Do you ever get into a rut? Where you do the same thing day after day, maybe to the point of boredom? Let’s say you pick up the same Trader Joe Mexicali Salad on the way home from the gym every Tuesday. Or you always make tacos on Thursday? Not that I do either of those things. (Sometimes it’s taco salad. ?)
When the weather gets a bit cooler, I often break that rut and substitute standard cool-weather recipes – my Swedish Pot Roast, Crock Pot Pulled Pork, or Chili with Beans are always a hit. But after a few weeks, I feel like I’m back in a rut. Same stuff, different season. So I need to mix things up a bit. On weekends, my friend Teresa and I like cooking things we’ve never cooked before that might require a bit more time.

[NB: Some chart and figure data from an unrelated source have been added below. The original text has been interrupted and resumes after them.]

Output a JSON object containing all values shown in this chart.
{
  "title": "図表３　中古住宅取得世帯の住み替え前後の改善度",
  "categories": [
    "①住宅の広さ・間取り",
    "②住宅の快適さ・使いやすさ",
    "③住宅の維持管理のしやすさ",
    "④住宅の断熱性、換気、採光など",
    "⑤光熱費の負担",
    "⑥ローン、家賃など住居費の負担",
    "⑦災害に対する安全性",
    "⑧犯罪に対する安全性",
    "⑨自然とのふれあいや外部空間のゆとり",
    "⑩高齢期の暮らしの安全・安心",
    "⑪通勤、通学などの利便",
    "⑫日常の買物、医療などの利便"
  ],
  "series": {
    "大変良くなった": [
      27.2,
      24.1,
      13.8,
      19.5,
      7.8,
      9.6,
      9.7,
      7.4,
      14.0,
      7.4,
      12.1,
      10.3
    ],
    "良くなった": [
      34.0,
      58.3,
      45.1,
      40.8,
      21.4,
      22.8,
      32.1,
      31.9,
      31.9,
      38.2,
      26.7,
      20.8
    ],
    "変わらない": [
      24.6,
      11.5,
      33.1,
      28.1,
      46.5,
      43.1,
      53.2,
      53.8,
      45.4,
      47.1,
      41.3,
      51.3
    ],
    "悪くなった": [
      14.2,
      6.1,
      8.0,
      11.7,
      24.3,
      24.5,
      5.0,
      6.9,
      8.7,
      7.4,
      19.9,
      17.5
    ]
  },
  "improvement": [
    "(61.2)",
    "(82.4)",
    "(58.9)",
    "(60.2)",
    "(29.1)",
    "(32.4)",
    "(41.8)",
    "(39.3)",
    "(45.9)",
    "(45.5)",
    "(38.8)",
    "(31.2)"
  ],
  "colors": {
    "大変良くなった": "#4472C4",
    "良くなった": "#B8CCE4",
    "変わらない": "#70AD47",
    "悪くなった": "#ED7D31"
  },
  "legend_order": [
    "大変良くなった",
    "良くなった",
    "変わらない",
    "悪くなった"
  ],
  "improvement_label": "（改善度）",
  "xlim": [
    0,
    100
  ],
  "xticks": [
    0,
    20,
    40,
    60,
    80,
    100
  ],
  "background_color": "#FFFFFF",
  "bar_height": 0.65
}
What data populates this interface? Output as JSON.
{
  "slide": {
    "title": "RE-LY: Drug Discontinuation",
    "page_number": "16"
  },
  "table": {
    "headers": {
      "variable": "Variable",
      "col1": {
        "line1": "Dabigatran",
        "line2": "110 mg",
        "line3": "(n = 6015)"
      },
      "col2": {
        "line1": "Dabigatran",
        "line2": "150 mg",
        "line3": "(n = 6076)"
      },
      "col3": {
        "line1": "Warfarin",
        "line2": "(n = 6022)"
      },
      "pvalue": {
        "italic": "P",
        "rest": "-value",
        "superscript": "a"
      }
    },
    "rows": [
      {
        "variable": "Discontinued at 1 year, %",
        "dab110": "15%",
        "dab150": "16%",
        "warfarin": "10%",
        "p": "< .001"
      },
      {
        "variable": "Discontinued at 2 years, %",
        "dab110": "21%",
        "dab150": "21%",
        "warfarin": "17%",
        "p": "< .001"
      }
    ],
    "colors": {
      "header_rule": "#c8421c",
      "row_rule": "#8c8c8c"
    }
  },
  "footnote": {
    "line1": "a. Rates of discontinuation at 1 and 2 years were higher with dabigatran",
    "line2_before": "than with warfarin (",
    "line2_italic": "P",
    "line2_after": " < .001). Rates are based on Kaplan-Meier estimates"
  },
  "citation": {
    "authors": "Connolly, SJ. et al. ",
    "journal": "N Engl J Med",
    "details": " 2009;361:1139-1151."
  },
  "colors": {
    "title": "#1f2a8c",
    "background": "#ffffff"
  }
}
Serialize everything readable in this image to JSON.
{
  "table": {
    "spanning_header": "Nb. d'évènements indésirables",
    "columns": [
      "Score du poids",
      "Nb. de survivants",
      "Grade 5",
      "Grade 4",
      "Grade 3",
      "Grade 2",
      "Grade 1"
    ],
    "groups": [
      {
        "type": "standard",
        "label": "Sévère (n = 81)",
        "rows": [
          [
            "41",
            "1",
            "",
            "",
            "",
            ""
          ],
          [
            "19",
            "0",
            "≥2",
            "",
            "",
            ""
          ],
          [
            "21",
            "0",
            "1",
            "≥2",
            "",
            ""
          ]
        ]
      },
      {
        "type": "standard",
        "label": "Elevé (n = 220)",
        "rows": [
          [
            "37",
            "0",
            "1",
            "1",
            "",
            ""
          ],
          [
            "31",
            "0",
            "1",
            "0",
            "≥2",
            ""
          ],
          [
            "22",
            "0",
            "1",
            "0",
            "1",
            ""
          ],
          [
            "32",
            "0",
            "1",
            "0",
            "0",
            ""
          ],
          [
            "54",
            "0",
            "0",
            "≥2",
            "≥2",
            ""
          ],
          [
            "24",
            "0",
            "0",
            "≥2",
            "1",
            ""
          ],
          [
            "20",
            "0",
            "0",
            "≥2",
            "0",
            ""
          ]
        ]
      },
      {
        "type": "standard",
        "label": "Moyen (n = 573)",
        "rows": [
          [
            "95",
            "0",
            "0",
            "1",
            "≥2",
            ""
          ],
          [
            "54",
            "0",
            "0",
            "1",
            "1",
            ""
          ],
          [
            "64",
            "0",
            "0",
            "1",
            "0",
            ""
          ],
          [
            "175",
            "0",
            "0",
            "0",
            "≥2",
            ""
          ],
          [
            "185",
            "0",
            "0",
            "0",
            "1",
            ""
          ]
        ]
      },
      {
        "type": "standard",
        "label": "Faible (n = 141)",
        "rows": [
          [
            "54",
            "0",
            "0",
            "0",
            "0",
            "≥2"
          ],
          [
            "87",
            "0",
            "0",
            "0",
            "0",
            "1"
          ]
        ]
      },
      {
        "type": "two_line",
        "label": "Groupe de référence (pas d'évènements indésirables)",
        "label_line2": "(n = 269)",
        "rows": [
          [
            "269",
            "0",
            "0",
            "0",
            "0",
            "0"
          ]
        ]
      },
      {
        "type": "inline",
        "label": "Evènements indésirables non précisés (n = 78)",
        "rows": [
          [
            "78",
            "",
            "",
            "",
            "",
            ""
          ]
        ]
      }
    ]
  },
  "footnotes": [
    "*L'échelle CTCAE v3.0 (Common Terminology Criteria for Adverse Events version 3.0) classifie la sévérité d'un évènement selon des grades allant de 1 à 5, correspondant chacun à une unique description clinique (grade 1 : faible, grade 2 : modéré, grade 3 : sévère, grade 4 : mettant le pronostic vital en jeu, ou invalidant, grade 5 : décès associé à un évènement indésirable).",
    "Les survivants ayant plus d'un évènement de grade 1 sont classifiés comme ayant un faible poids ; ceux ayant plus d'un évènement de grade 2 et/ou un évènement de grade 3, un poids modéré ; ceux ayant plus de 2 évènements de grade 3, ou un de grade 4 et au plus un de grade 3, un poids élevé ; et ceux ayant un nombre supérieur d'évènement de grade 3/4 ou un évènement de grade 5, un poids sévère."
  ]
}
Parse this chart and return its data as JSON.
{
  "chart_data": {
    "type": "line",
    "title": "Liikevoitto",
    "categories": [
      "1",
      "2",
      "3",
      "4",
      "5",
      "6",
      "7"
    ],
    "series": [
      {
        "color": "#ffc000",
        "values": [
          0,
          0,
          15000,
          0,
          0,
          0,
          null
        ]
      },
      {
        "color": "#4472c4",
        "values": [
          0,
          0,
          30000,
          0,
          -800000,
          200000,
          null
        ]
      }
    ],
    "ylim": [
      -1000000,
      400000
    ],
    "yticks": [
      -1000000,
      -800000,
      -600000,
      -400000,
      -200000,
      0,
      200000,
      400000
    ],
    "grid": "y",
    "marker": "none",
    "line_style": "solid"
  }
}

The resulting parade of flavor is so memorable, I can’t wait to make them again.
Usually, between the two of us, I have to say, we’ve come up with some pretty awesome meals! And trying these new flavors can often add interesting twists to the usual weekday meals. A while back, I learned of Posole (also spelled Pozole), a traditional Southwestern dish made with chicken or pork and hominy. (I promptly wondered what kind of rock I’ve been living under to not have heard of it before!) And, this Red Posole with Pork is something I made to make to break out of my habit of cooking the same things week after week.
Posole (Pozole) is historically a Mexican dish containing meat and Hominy (Pozole). The version I made is attributed to New Mexico, as it contains the dried version of the ripened New Mexico, or Hatch, chile. There are generally two main types of Posole: Green, which uses tomatillos and/or green chiles such as Hatch or Jalapeño, to make the sauce; and Red, in which the broth is made with a chile sauce of dried New Mexico chiles, garlic and onion. Hatch chiles are not a super-spicy variety to begin with, and, once dried, they have a rather earthy flavor and kind of a medium back-end spiciness.
This particular recipe begins with making a chile sauce from the reconstituted dried chiles, sautéed onions and garlic and a bit of chicken stock. Then, you use this sauce, along with more stock to simmer the seared pieces of pork and the hominy. The resulting soup or stew is delicious and satisfying. It has a combination of flavors like nothing I’d ever had before. Garnished with a generous squeeze of lime, some shredded cabbage and thin-sliced radishes, I was in heaven!
So break out of your rut! Spice up your life! Make some Red Posole with Pork. You won’t be sorry!
Red Posole with Pork (Pozole Rojo)
A hearty, satisfying dish, this soup or stew-like meal is made with New Mexican (Hatch) Chiles. These are not super-spicy, but are more flavorful and earthy with a medium kick.
Serve with garnishes at the table. I like a good squeeze of lime and some thin-sliced radishes and cabbage to push into the broth.
Special equipment needed: a large heavy pot for the soup and either a blender or food processor to make the chile sauce
- Prep Time: 45 mins
- Cook Time: 2 1/2 hr
- Total Time: 3 hr 15 min
- Yield: 10 servings 1x
- Category: Soups and Stews
- Method: Stovetop
For the Posole
- 6 dried New Mexico Chiles, stemmed and seeded (about 2 oz)
- 2 T olive oil
- 2 Medium Yellow Onions, chopped
- 8 cloves garlic, sliced
- 4 lb boneless Pork Shoulder or Country-style Ribs, cut into 3/4” cubes
- 1 T ground Cumin (or more to taste)
- 4 c (1 qt.) Chicken stock
- 1 1/2 t dried Oregano
- 2 – 25 oz. cans Hominy, drained and rinsed
- Sliced or shredded cabbage
- Radishes, thin-sliced
- Limes, sliced
- Tortilla Chips
- Red chile flakes
Prepare the Chile Sauce
- In a medium saute pan over high heat, toast the stemmed and seeded chiles for a couple minutes per side, or until they begin to puff up a bit and become fragrant. Cut into smaller pieces with a scissors and place into a shallow dish or bowl and cover with 1 1/2 cups very hot water. Let sit for 15 minutes to soften while you prepare the onions and garlic.
- Heat a large heavy pot (the one you will use for the soup) to medium or medium-high, add the oil, followed by the chopped onions and the garlic. Sauté for 8 minutes until soft.
- Place the chiles in water, along with the onions and garlic into a blender or food processor and purée until smooth. Set aside.
Prepare the Soup
- In 2-3 batches, brown the pork in the same large heavy pot you used for the onions and garlic. Add a teaspoon of cumin along with salt and pepper to each batch.
- Once the pork is all browned and in the pot, add any remaining cumin, along with the chile sauce mixture, oregano and hominy. Stir and cover with stock or broth. If you use the entire quart of stock, just add water if it did not cover all of the ingredients.
- Simmer 2 hours or more, salting to taste, and adding more cumin if desired. (I probably added another 1-2 teaspoons)
- Prepare desired garnishes
- Serve with garnishes on the side, so each person can add their own.